In its 90-year history, only one person has been kicked out of the Academy. Harvey Weinstein is now the second.
After an emergency hours-long meeting of its board members on Saturday, the Academy of Motion Picture Arts and Sciences voted to immediately expel the Hollywood mogul from the organization. It’s an unprecedented decision based on behavior and not procedure, made just over a week after bombshell investigations detailing Weinstein’s decades-long history of sexually harassing and abusing women.
Just as there was loud outcry to have Weinstein—who is credited with revolutionizing the modern Oscar campaign—removed from the Academy for his heinous acts, there will also be immediate pushback from members who might fear a “slippery slope” in which personal behavior is adjudicated in contingency of membership. In other words, where’s the line?
That debate aside, the Academy sent a clear and punitive message in its statement condemning Weinstein’s actions while announcing his expulsion—as well as one that it is perhaps more willing to kneel to the court of public opinion than it ever has been in its past.
The Academy said it voted “well in excess of the two-thirds required” to remove Weinstein, “not simply to separate ourselves from someone who does not merit the respect of his colleagues but also to send a message that the era of willful ignorance and shameful complicity in sexually predatory behavior and workplace harassment in our industry is over.”
That era has been a long and problematic one.
As many pointed out when the Academy announced it was meeting at all, a step like this was a long time coming from an industry that has turned the existence of the proverbial casting couch and even Weinstein’s own behavior explicitly into a tongue-in-cheek joke.
People will also cry hypocrisy that this is the same Academy that has never bothered to rule on the membership standing of the likes of Bill Cosby, Mel Gibson, or Roman Polanski, each of whom has been accused or found guilty of “sexually predatory behavior.” This is an organization that gave Polanski a standing ovation when he won Best Director for The Pianist in 2003, when he could not attend the ceremony because if he returned to the U.S. he would be jailed for a 1977 conviction for unlawful sex with a 13-year-old girl. They stood for him.
But as culture writer Mark Harris wrote on Twitter ahead of this decision, this is a different Academy than the one who gave Polanski his Oscar. “Almost half the [current] voters joined post-2003,” he wrote. “Times change.”
That times have changed might be a major factor in this historical Weinstein decision. That the interested of Academy members haven’t might be another.
Recent years haven’t been kind to the Academy, which has faced warranted backlash for the lack of diversity in its membership when it comes to women and people of color—a failing blamed for the inexcusable two consecutive years of #OscarsSoWhite. It’s cynical, but likely true, to think that this move was motivated by a desire and even necessity to change that tide of that public opinion.
The Weinstein allegations come in an age of social media and inescapable outrage, one that puts pressure on an organization to be reactionary that simply cannot be ignored.
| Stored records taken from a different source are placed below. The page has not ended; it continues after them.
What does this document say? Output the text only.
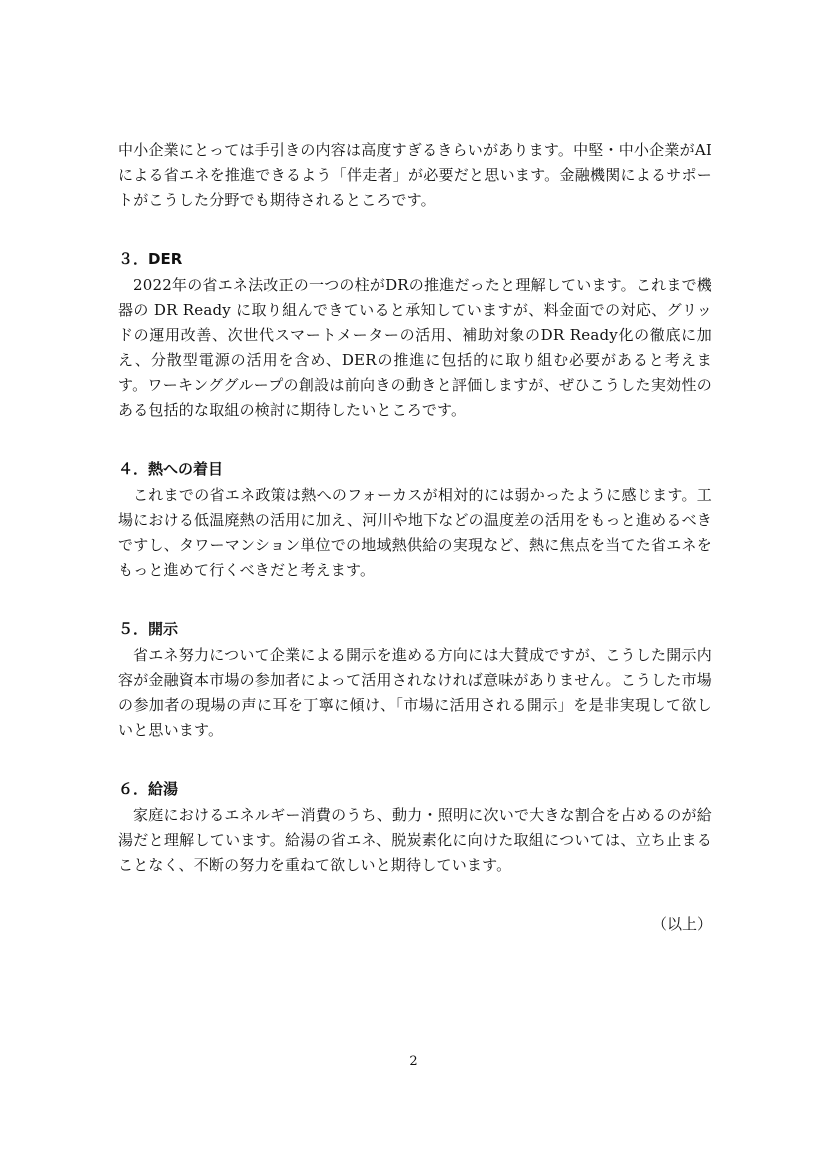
中小企業にとっては手引きの内容は高度すぎるきらいがあります。中堅・中小企業がAIによる省エネを推進できるよう「伴走者」が必要だと思います。金融機関によるサポートがこうした分野でも期待されるところです。

３．DER

2022年の省エネ法改正の一つの柱がDRの推進だったと理解しています。これまで機器の DR Ready に取り組んできていると承知していますが、料金面での対応、グリッドの運用改善、次世代スマートメーターの活用、補助対象のDR Ready化の徹底に加え、分散型電源の活用を含め、DERの推進に包括的に取り組む必要があると考えます。ワーキンググループの創設は前向きの動きと評価しますが、ぜひこうした実効性のある包括的な取組の検討に期待したいところです。

４．熱への着目

これまでの省エネ政策は熱へのフォーカスが相対的には弱かったように感じます。工場における低温廃熱の活用に加え、河川や地下などの温度差の活用をもっと進めるべきですし、タワーマンション単位での地域熱供給の実現など、熱に焦点を当てた省エネをもっと進めて行くべきだと考えます。

５．開示

省エネ努力について企業による開示を進める方向には大賛成ですが、こうした開示内容が金融資本市場の参加者によって活用されなければ意味がありません。こうした市場の参加者の現場の声に耳を丁寧に傾け、「市場に活用される開示」を是非実現して欲しいと思います。

６．給湯

家庭におけるエネルギー消費のうち、動力・照明に次いで大きな割合を占めるのが給湯だと理解しています。給湯の省エネ、脱炭素化に向けた取組については、立ち止まることなく、不断の努力を重ねて欲しいと期待しています。

（以上）
2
Following the comeuppance for other media power players like Bill O’Reilly and Roger Ailes for their allegedly Weinstein-like treatment of women, the chorus of furor that this keeps happening both demands action from an organization like the Academy, but also gives it permission to act as it did Saturday. How could it not boot Weinstein? Would the public have tolerated anything less?
As we’ve learned with the delicately worded statements from Hollywood actors and executives, least of which is Bob Weinstein doubling down on his assertion that he as ignorant of his brother’s action, self-interest is still tantamount, even in the midst of an industry and, frankly, human crisis like this.
The big question, though, is what now?
This is a major step away from the Academy’s historical pledge of consistency when it comes to separating the art and the artist, and its understanding that personal behavior will not influence professional standing. To that regard, the only other person to be booted from the organization is character actor Carmine Caridi, who violated Academy rules on sharing DVD screeners of films sent to voters.
Now is as good as time as any to make an exception to the rule. But will the organization start making more?
Will the membership standings of Cosby, Polanski, and likely countless others be litigated? Going forward, what kind of transgression will merit such action?
As Harris also pointed out, “People who do terrible things will still be in the Academy. And win Oscars.” Which is true. This is a move that signals a desire to end complicity, not that complicity has ended.
Good riddance to Harvey Weinstein. This is a major victory for all the women who have come forward this past week, all the women who have felt powerless in stopping a harasser or coerced into doing something because the industry had ruled it customary, and for anyone appalled that heinous acts like these had been condoned for decades with no institution willing to condemn it.
But this is a historic measure that has been taken, one that could release the floodgates when it comes to the future of the Academy and its membership. Commend the Academy for being aware of that and for ruling the way it did anyway; it easily could’ve have claimed policy as an excuse not to. Plus, for god’s sake, what’s some added stress for the people who vote on the Oscars as the price for a modicum—and that’s all this is—of justice?